New Year's? We opened a bottle of champagne after the boy went to bed. Sonya had two sips from her glass and promptly passed out on the couch. I finished off the bottle and had an aching head the next day. Amatuer night.

There was Mardi Gras! Big discovery of the season: John loves parades. By Fat Tuesday he was holding out his hands and hooting when a float came by, then squirming to get down on the sidewalk in time for the marching bands so he could dance to the music. Jen and James and Kieran were in town for the festivities and we had an awesome time. Mardi Gras with kids is different than without, but still very good. It's even more about the parades and the eating, but you still get to drink beer AND you're in bed at a decent hour. Not a bad combo.

I did get to spend Endymion Saturday over the grill at Siobhan and Cordelia's house, which was more fun than I thought possible. I was right next to the keg, too - bonus! So I cooked and drank beer and wrangled my little boy and even saw a little bit of the parade. We were on the route, but that did nothing but confirm my opinion of the Endymion crowd: they only go to one parade and they must have every bead that comes off of every float or they have been robbed! Robbed, I say! I had a blast cooking all day, though - by the grill was definitely the hip place to be. Around eight that night I sat down in the backyard and ate two hot dogs and a big pile of potato salad with a big cup of beer. The crowd out front was screaming for beads and the marching bands were pounding away. I stank of charcoal smoke. It was a great little moment.

And that was just a couple of weeks ago. Anything else interesting? Uh...last week John had a fever in the middle of the night, accompanied by much screaming.
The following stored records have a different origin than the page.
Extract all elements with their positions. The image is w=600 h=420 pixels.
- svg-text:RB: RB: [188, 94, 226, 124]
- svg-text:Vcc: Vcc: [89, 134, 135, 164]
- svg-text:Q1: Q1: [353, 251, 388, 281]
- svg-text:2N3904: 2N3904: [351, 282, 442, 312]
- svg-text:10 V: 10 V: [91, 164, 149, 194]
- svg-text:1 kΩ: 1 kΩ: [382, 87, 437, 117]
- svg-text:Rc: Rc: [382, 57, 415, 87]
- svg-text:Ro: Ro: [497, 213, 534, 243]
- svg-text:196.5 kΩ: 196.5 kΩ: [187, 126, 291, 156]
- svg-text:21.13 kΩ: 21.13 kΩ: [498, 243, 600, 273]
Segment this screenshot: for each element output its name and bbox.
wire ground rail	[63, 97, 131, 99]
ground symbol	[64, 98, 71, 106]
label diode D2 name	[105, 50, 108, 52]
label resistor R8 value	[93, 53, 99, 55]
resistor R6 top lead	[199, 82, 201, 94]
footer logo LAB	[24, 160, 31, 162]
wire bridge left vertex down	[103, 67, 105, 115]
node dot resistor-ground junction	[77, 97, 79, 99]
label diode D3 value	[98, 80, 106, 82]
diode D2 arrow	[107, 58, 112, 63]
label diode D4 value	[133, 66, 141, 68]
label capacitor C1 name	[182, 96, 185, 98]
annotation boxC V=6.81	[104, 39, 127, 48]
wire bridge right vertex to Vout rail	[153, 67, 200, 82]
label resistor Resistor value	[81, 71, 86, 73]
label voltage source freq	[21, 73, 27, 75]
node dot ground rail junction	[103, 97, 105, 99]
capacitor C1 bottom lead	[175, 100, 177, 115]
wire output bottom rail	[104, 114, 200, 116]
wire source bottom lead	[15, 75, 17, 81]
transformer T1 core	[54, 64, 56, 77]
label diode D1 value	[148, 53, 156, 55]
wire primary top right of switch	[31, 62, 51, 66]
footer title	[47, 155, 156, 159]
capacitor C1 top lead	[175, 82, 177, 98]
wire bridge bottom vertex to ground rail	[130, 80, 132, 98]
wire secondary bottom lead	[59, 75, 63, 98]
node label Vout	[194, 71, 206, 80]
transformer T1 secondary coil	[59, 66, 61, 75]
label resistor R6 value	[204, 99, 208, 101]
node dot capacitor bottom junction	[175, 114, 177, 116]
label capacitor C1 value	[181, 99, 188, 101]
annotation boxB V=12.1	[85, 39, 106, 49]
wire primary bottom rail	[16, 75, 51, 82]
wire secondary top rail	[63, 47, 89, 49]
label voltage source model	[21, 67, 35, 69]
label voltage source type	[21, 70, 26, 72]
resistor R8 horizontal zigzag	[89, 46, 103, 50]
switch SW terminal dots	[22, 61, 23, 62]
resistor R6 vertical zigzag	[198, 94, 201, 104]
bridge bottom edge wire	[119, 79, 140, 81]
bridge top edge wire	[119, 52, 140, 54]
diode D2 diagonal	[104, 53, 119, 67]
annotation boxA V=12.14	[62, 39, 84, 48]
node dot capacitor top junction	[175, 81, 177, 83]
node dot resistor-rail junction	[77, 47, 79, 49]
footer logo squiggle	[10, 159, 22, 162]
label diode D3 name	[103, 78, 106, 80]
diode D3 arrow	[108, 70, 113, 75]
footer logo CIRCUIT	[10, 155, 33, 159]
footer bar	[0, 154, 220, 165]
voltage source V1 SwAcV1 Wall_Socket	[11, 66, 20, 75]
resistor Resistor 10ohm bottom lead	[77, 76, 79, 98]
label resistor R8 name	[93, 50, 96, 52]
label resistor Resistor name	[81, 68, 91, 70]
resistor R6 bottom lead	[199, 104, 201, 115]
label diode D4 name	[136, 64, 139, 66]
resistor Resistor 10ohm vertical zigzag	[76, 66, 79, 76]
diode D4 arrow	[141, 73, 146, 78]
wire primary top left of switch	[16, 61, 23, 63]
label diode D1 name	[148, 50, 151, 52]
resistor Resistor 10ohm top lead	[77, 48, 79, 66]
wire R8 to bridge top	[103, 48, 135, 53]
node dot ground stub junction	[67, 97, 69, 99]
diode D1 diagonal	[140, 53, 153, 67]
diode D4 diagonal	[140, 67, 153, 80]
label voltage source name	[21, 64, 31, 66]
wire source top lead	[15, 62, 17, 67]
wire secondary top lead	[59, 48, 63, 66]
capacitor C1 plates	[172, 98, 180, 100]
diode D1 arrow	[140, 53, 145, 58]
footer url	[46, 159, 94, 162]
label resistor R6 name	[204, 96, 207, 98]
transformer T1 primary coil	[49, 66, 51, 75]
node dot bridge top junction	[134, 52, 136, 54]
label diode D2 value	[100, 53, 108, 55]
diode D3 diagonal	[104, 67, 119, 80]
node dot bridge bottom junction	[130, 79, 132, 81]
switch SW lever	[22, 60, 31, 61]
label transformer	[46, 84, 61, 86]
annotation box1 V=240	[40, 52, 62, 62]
This found the family driving along Jefferson Highway at three in the morning, listening to classical music as John drifted to sleep. We had to turn around in Kenner - the fog was so thick I was afraid we'd hit another car or a boat or something. Diagnosis: ear infection.

Oh! And the boy goes to sleep on his own now! I put him in his bed, ten minutes later he's asleep. Isn't that cool and very grown-up? And he eats everything in sight. Last night I came in with a bag of chicken from Popeye's.

"Yummy yummy yummy!" he said, doing a little dance and trying to climb into his highchair. Yummy? I guess he picked that up at school.